Les kamikazes de la route n'ont pas encore fait école en France. C'est en Espagne que ce sport suicidaire est contagieux. Il a déjà moult victimes. La règle est enfantine. On remonte l'autoroute à contre-courant, le plus vite possible, sur un nombre de kilomètres donné, et plein phare. On ne doit ni quitter sa ligne, ni éviter d'éventuels obstacles. On parie beaucoup d'argent. Il y a déjà quelques éphémères vedettes. Comme de fiers toreros dans ce pays de corridas. Imaginez la panique du conducteur qui voit foncer sur lui le bolide éblouissant. Oh le beau soleil finissant, la belle orange mécanique… écrasée juteuse sur le mur.

Il y a une variante à ce jeu de la mort. Le stock car. On choisit une voiture, la nuit, sur une route solitaire. Et là, on lui colle la frousse de sa vie. Ou de ce qui va en rester.

Quatre jeunes femmes reviennent du restaurant et roule peinardement sur une nationale, une voie rapide sur berge. Elle est déserte en cette veille de mi-août. Dans son rétro, la conductrice voit arriver une bagnole plein phare.

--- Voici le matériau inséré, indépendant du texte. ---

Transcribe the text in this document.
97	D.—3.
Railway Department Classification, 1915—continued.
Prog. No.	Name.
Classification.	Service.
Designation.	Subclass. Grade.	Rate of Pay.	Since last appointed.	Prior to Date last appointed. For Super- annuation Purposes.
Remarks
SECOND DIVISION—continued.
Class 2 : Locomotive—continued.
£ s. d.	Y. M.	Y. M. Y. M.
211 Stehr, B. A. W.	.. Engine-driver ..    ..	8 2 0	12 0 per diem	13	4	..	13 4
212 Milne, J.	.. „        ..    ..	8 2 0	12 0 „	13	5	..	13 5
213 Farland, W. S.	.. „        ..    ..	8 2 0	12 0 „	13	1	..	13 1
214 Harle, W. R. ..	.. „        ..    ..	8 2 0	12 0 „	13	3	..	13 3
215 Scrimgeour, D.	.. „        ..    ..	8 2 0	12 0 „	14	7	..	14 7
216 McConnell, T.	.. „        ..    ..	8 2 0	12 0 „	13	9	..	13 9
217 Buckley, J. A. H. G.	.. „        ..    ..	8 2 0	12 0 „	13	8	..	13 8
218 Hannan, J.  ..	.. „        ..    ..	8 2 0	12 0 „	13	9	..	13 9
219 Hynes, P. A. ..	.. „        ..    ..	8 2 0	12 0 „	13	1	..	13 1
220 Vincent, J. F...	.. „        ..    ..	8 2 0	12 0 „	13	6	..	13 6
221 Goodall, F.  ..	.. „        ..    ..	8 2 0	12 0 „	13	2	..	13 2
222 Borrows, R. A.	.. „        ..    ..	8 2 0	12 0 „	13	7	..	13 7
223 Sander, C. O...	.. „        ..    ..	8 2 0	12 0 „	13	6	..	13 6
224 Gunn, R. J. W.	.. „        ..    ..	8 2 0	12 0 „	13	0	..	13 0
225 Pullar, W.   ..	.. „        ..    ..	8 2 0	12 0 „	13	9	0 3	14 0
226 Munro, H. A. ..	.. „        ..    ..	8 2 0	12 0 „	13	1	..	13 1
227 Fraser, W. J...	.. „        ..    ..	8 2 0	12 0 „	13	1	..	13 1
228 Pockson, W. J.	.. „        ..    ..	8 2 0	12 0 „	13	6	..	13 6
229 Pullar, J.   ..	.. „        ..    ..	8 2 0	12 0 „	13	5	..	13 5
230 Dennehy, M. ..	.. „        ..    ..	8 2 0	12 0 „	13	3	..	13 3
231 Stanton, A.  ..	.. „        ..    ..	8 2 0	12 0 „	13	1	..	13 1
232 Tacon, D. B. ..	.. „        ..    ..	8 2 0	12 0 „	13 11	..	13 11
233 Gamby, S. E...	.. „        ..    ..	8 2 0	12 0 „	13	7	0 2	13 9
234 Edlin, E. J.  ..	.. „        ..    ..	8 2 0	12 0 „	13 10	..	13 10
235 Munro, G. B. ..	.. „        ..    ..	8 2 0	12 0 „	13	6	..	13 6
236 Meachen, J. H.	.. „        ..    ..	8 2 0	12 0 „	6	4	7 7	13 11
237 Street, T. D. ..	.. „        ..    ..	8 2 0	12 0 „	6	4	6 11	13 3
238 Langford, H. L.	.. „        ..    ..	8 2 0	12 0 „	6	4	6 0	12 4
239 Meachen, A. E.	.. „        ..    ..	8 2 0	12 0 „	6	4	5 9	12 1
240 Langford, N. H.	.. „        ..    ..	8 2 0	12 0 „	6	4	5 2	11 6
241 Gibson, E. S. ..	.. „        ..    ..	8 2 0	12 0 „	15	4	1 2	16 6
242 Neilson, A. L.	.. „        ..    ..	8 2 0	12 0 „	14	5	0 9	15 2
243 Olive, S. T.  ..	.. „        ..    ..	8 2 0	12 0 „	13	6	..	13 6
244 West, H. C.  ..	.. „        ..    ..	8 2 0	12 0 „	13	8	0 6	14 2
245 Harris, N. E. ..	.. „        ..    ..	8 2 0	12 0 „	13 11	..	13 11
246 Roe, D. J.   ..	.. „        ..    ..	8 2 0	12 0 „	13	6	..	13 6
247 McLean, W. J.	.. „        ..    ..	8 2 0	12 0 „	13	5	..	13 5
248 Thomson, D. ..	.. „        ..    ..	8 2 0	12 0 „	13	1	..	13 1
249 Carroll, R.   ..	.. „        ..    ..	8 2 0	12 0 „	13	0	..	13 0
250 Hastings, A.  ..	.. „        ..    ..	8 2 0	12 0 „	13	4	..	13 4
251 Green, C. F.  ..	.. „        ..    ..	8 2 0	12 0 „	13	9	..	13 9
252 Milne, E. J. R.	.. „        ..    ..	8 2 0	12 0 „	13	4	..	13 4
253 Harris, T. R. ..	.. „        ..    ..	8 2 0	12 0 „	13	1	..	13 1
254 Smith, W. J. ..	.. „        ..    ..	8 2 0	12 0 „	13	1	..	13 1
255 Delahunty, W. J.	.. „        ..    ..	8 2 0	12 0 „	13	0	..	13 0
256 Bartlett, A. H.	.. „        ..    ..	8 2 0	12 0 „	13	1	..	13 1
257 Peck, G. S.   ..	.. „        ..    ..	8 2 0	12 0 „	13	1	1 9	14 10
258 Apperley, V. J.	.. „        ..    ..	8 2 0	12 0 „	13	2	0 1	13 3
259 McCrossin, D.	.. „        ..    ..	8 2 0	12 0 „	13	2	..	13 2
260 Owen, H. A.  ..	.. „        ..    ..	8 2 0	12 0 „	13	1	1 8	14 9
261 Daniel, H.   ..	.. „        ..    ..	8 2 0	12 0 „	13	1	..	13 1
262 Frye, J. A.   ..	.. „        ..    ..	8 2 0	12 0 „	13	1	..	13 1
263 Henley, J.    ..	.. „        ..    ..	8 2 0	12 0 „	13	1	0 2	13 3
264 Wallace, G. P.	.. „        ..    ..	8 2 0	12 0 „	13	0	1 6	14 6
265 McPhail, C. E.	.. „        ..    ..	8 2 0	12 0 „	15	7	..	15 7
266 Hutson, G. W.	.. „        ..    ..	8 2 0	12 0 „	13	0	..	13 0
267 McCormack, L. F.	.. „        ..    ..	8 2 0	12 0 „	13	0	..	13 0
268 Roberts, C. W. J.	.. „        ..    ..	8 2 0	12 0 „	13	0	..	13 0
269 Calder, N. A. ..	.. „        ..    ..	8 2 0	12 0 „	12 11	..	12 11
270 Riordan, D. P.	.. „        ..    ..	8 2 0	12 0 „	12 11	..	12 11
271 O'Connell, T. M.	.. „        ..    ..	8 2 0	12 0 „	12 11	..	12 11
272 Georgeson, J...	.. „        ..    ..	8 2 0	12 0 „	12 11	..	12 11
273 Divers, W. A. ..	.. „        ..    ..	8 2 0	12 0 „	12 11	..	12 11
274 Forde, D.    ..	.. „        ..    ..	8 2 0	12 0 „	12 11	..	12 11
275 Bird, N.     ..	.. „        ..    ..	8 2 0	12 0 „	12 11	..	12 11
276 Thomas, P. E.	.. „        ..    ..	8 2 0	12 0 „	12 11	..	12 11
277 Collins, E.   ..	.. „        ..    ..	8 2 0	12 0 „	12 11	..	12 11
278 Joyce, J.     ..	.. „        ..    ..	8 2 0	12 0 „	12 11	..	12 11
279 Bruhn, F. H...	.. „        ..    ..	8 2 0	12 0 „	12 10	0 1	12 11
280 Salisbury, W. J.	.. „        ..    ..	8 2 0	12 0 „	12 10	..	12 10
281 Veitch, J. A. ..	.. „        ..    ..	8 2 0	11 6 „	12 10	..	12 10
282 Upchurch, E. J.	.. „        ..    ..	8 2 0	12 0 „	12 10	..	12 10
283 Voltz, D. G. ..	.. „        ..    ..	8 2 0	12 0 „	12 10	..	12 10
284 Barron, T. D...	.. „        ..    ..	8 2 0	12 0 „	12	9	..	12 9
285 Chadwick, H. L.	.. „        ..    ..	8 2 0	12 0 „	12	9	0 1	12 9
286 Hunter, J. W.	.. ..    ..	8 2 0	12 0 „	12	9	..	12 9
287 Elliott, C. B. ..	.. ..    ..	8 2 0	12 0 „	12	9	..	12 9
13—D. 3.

Elle pense être doublée, mais l'autre reste derrière en se rapprochant dangereusement. Et le petit jeu va commencer. Auto-tamponneuse. Panique des filles à bord. Puis elles sont doublées, côte à côte. Elles peuvent voir deux jeunes types goguenards. Re-tampon. Encore et encore jusqu'à ce que la voiture des filles parte en tête-à-queue et vienne s'écraser contre le rail de sécurité. Sous le choc, la porte arrière est arrachée et l'une des jeunes filles, éjectée par-dessus la rambarde. Elle s'écrasera dix mètres plus bas, morte sur le coup. Elle avait dix sept ans et rêvait de devenir mannequin.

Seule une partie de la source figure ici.